Took me 1:32. Maybe cause I type 20-40wpm, but also because it was drummed into me, as it should be to all students, not to rush.
You said before, without disapproving (in reply #128), that some students took 10 minutes. Is that not OK after all? I do not see how justice can be done to all students where such a large gap exists in their attainment levels.
And I notice the word “fact” has reappeared in new guise as a synonym for the word “answer”, and maybe the word ”solution” too.
And I suggest, none to gently, that you educate yourself about US students’ national and international performance level trends:
I learned the words like “minuend” and “subtrahend”, “multiplier” and “multiplicand” and “addend”, and “divisor” and “dividend” (But I never learned “augend” until I saw it, years later, in an even older book.) AFAIK, children these days aren’t even learning the vocabulary of arithmetic. How can they even think about it if they don’t have the words for it? (This was Orwell’s argument for Newspeak.)
And I learned – memorized! – addition and multiplication “facts”. That’s what we called the addition tables and the times tables. (The ones I had to learn, circa 1960, went from 0 to 10. We didn’t have to learn the 11’s and 12’s.

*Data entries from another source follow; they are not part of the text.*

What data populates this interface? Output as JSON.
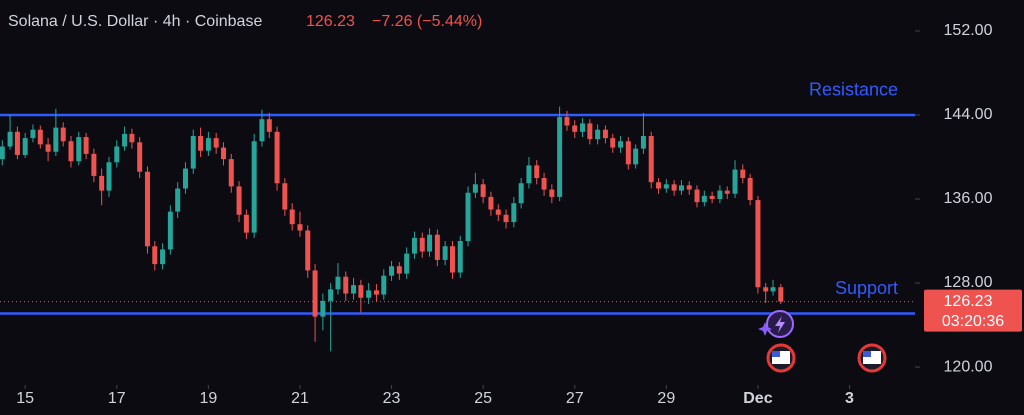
{
  "chart_data": {
    "type": "candlestick",
    "title": "Solana / U.S. Dollar · 4h · Coinbase",
    "last_price": 126.23,
    "change_label": "−7.26 (−5.44%)",
    "countdown": "03:20:36",
    "up_color": "#26a69a",
    "down_color": "#ef5350",
    "xlim": [
      14.45,
      34.43
    ],
    "xticks": [
      15,
      17,
      19,
      21,
      23,
      25,
      27,
      29,
      {
        "value": 31,
        "label": "Dec"
      },
      {
        "value": 33,
        "label": "3"
      }
    ],
    "ylim": [
      118.29,
      154.95
    ],
    "yticks": [
      {
        "value": 152,
        "label": "152.00"
      },
      {
        "value": 144,
        "label": "144.00"
      },
      {
        "value": 136,
        "label": "136.00"
      },
      {
        "value": 128,
        "label": "128.00"
      },
      {
        "value": 120,
        "label": "120.00"
      }
    ],
    "levels": [
      {
        "label": "Resistance",
        "value": 144,
        "color": "#2f5bff"
      },
      {
        "label": "Support",
        "value": 125.1,
        "color": "#2f5bff"
      }
    ],
    "x": [
      14.5,
      14.67,
      14.83,
      15,
      15.17,
      15.33,
      15.5,
      15.67,
      15.83,
      16,
      16.17,
      16.33,
      16.5,
      16.67,
      16.83,
      17,
      17.17,
      17.33,
      17.5,
      17.67,
      17.83,
      18,
      18.17,
      18.33,
      18.5,
      18.67,
      18.83,
      19,
      19.17,
      19.33,
      19.5,
      19.67,
      19.83,
      20,
      20.17,
      20.33,
      20.5,
      20.67,
      20.83,
      21,
      21.17,
      21.33,
      21.5,
      21.67,
      21.83,
      22,
      22.17,
      22.33,
      22.5,
      22.67,
      22.83,
      23,
      23.17,
      23.33,
      23.5,
      23.67,
      23.83,
      24,
      24.17,
      24.33,
      24.5,
      24.67,
      24.83,
      25,
      25.17,
      25.33,
      25.5,
      25.67,
      25.83,
      26,
      26.17,
      26.33,
      26.5,
      26.67,
      26.83,
      27,
      27.17,
      27.33,
      27.5,
      27.67,
      27.83,
      28,
      28.17,
      28.33,
      28.5,
      28.67,
      28.83,
      29,
      29.17,
      29.33,
      29.5,
      29.67,
      29.83,
      30,
      30.17,
      30.33,
      30.5,
      30.67,
      30.83,
      31,
      31.17,
      31.33,
      31.5
    ],
    "ohlc": [
      [
        139.8,
        141.6,
        139.2,
        141.0
      ],
      [
        141.0,
        144.0,
        140.7,
        142.4
      ],
      [
        142.4,
        142.9,
        139.8,
        140.2
      ],
      [
        140.2,
        142.3,
        139.9,
        141.8
      ],
      [
        141.8,
        143.1,
        141.4,
        142.6
      ],
      [
        142.6,
        143.0,
        140.8,
        141.2
      ],
      [
        141.2,
        141.8,
        139.6,
        140.5
      ],
      [
        140.5,
        144.6,
        140.1,
        142.8
      ],
      [
        142.8,
        143.3,
        141.0,
        141.5
      ],
      [
        141.5,
        142.0,
        139.0,
        139.6
      ],
      [
        139.6,
        142.4,
        139.2,
        141.9
      ],
      [
        141.9,
        142.3,
        139.8,
        140.3
      ],
      [
        140.3,
        140.8,
        137.6,
        138.2
      ],
      [
        138.2,
        138.9,
        135.4,
        136.8
      ],
      [
        136.8,
        140.0,
        136.2,
        139.5
      ],
      [
        139.5,
        141.6,
        139.0,
        141.0
      ],
      [
        141.0,
        142.9,
        140.6,
        142.2
      ],
      [
        142.2,
        142.7,
        140.8,
        141.4
      ],
      [
        141.4,
        141.9,
        138.0,
        138.6
      ],
      [
        138.6,
        139.1,
        130.8,
        131.5
      ],
      [
        131.5,
        132.0,
        129.2,
        129.8
      ],
      [
        129.8,
        131.8,
        129.3,
        131.2
      ],
      [
        131.2,
        135.4,
        130.7,
        134.8
      ],
      [
        134.8,
        137.6,
        134.2,
        137.0
      ],
      [
        137.0,
        139.5,
        136.5,
        138.9
      ],
      [
        138.9,
        142.6,
        138.4,
        142.0
      ],
      [
        142.0,
        142.8,
        140.0,
        140.6
      ],
      [
        140.6,
        142.4,
        140.1,
        141.8
      ],
      [
        141.8,
        142.3,
        140.3,
        140.9
      ],
      [
        140.9,
        141.4,
        139.2,
        139.8
      ],
      [
        139.8,
        140.3,
        136.6,
        137.2
      ],
      [
        137.2,
        137.7,
        133.8,
        134.5
      ],
      [
        134.5,
        135.0,
        132.2,
        132.8
      ],
      [
        132.8,
        142.2,
        132.3,
        141.5
      ],
      [
        141.5,
        144.5,
        141.0,
        143.6
      ],
      [
        143.6,
        144.2,
        141.8,
        142.4
      ],
      [
        142.4,
        142.9,
        136.8,
        137.5
      ],
      [
        137.5,
        138.0,
        134.4,
        135.0
      ],
      [
        135.0,
        135.6,
        133.0,
        133.6
      ],
      [
        133.6,
        134.8,
        132.4,
        133.0
      ],
      [
        133.0,
        133.5,
        128.5,
        129.2
      ],
      [
        129.2,
        129.8,
        122.4,
        124.8
      ],
      [
        124.8,
        127.0,
        123.5,
        126.3
      ],
      [
        126.3,
        128.0,
        121.5,
        127.4
      ],
      [
        127.4,
        129.9,
        126.9,
        128.6
      ],
      [
        128.6,
        129.1,
        126.3,
        127.0
      ],
      [
        127.0,
        128.5,
        126.4,
        127.8
      ],
      [
        127.8,
        128.3,
        125.2,
        126.6
      ],
      [
        126.6,
        128.0,
        126.0,
        127.3
      ],
      [
        127.3,
        127.9,
        126.2,
        126.9
      ],
      [
        126.9,
        129.3,
        126.4,
        128.7
      ],
      [
        128.7,
        130.1,
        128.2,
        129.6
      ],
      [
        129.6,
        130.0,
        128.3,
        128.9
      ],
      [
        128.9,
        131.4,
        128.4,
        130.8
      ],
      [
        130.8,
        132.9,
        130.3,
        132.3
      ],
      [
        132.3,
        132.8,
        130.4,
        131.0
      ],
      [
        131.0,
        133.2,
        130.5,
        132.6
      ],
      [
        132.6,
        133.1,
        129.6,
        130.2
      ],
      [
        130.2,
        132.0,
        129.7,
        131.5
      ],
      [
        131.5,
        132.0,
        128.4,
        129.0
      ],
      [
        129.0,
        132.5,
        128.5,
        132.0
      ],
      [
        132.0,
        137.2,
        131.5,
        136.6
      ],
      [
        136.6,
        138.5,
        136.1,
        137.4
      ],
      [
        137.4,
        137.9,
        135.6,
        136.2
      ],
      [
        136.2,
        136.7,
        134.4,
        135.0
      ],
      [
        135.0,
        135.5,
        133.9,
        134.5
      ],
      [
        134.5,
        135.0,
        133.2,
        133.8
      ],
      [
        133.8,
        136.2,
        133.3,
        135.6
      ],
      [
        135.6,
        138.0,
        135.1,
        137.5
      ],
      [
        137.5,
        140.0,
        137.0,
        139.2
      ],
      [
        139.2,
        139.7,
        137.4,
        138.0
      ],
      [
        138.0,
        138.5,
        136.3,
        136.9
      ],
      [
        136.9,
        137.4,
        135.6,
        136.2
      ],
      [
        136.2,
        144.8,
        135.8,
        143.8
      ],
      [
        143.8,
        144.4,
        142.5,
        143.0
      ],
      [
        143.0,
        143.5,
        141.8,
        142.4
      ],
      [
        142.4,
        143.7,
        141.9,
        143.2
      ],
      [
        143.2,
        143.6,
        141.2,
        141.7
      ],
      [
        141.7,
        143.1,
        141.2,
        142.6
      ],
      [
        142.6,
        143.0,
        141.3,
        141.8
      ],
      [
        141.8,
        142.2,
        140.4,
        140.9
      ],
      [
        140.9,
        142.0,
        140.4,
        141.5
      ],
      [
        141.5,
        141.9,
        138.8,
        139.3
      ],
      [
        139.3,
        141.2,
        138.9,
        140.8
      ],
      [
        140.8,
        144.2,
        140.3,
        142.0
      ],
      [
        142.0,
        142.4,
        137.0,
        137.6
      ],
      [
        137.6,
        138.0,
        136.5,
        137.0
      ],
      [
        137.0,
        137.9,
        136.6,
        137.4
      ],
      [
        137.4,
        137.8,
        136.3,
        136.8
      ],
      [
        136.8,
        137.8,
        136.4,
        137.3
      ],
      [
        137.3,
        137.7,
        136.4,
        136.9
      ],
      [
        136.9,
        137.3,
        135.2,
        135.7
      ],
      [
        135.7,
        136.8,
        135.3,
        136.3
      ],
      [
        136.3,
        136.7,
        135.6,
        136.0
      ],
      [
        136.0,
        137.3,
        135.6,
        136.8
      ],
      [
        136.8,
        137.2,
        136.0,
        136.5
      ],
      [
        136.5,
        139.7,
        136.1,
        138.8
      ],
      [
        138.8,
        139.3,
        137.5,
        138.0
      ],
      [
        138.0,
        138.4,
        135.4,
        135.9
      ],
      [
        135.9,
        136.3,
        127.0,
        127.6
      ],
      [
        127.6,
        128.0,
        126.1,
        127.2
      ],
      [
        127.2,
        128.3,
        126.8,
        127.6
      ],
      [
        127.6,
        127.9,
        126.0,
        126.23
      ]
    ]
  }
}
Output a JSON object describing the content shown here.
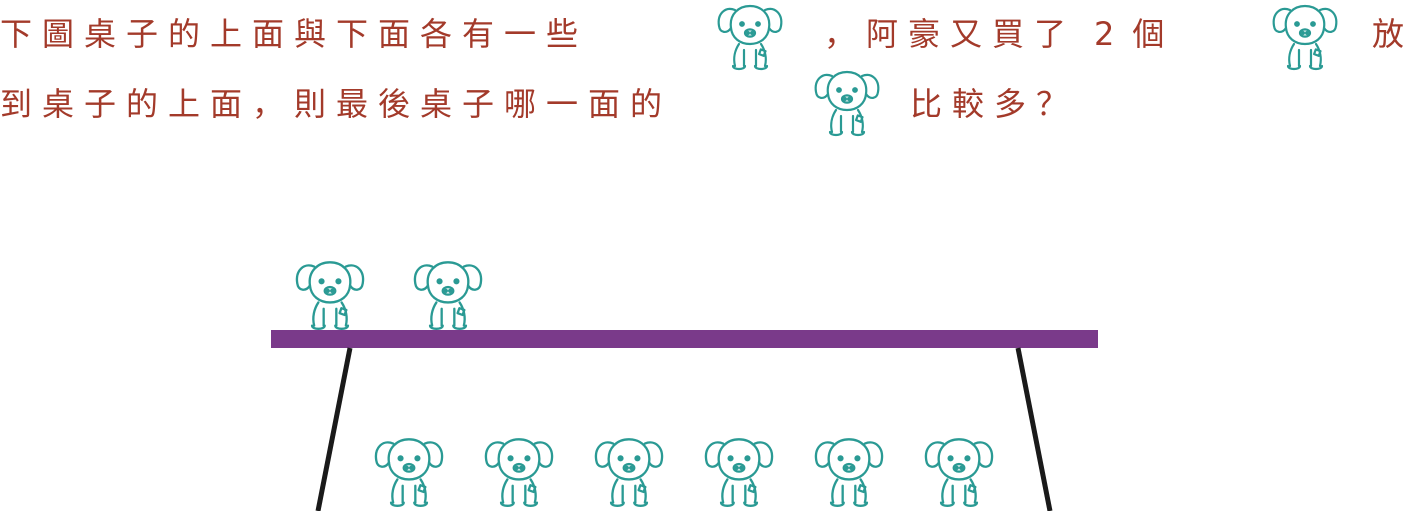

But in sixth grade, our teacher showed us the trick for multiplying numbers by 11 quickly.)
The concept of “the addition facts” and “the multiplication facts” is so commonplace, I have assumed it stemmed from my parents’ or perhaps even their parents’ generation or further. I was certainly taught them under the term “facts” in the 80s when I was in elementary school.
I think it may be you who is unfamiliar with what is… familiar…
In the original, ten of the words are replaced with symbols. It was fun.
My third graders have a section of their math journal where they record vocabulary, for pretty much the reason you suggest. I don’t use minuend and subtrahend with them, to be fair–“difference” and “sum” suffice for third grade. But I hope they learn these terms later in their academic careers, since they’re useful words to know.
By that logic you could mark them wrong even if they did write “3+3+3+3+3”. If a teacher does not know whether a student that showed the correct reasoning and reached the correct answer really knew what they were doing or only did so by accident, they need to give the student the benefit of the doubt or the entire concept of testing collapses.
I’m kind of surprised people use minuend and subtrahend, all the math people I know (and I’m talking grad students and professors in math-heavy fields) just say “the part on the [left | right]” (with maybe “of the minus sign” if context doesn’t make it obvious). I think the only time I’ve ever used minuend and subtrahend is when I was fishing for unique names for the arguments of a subtraction function in a program I was writing.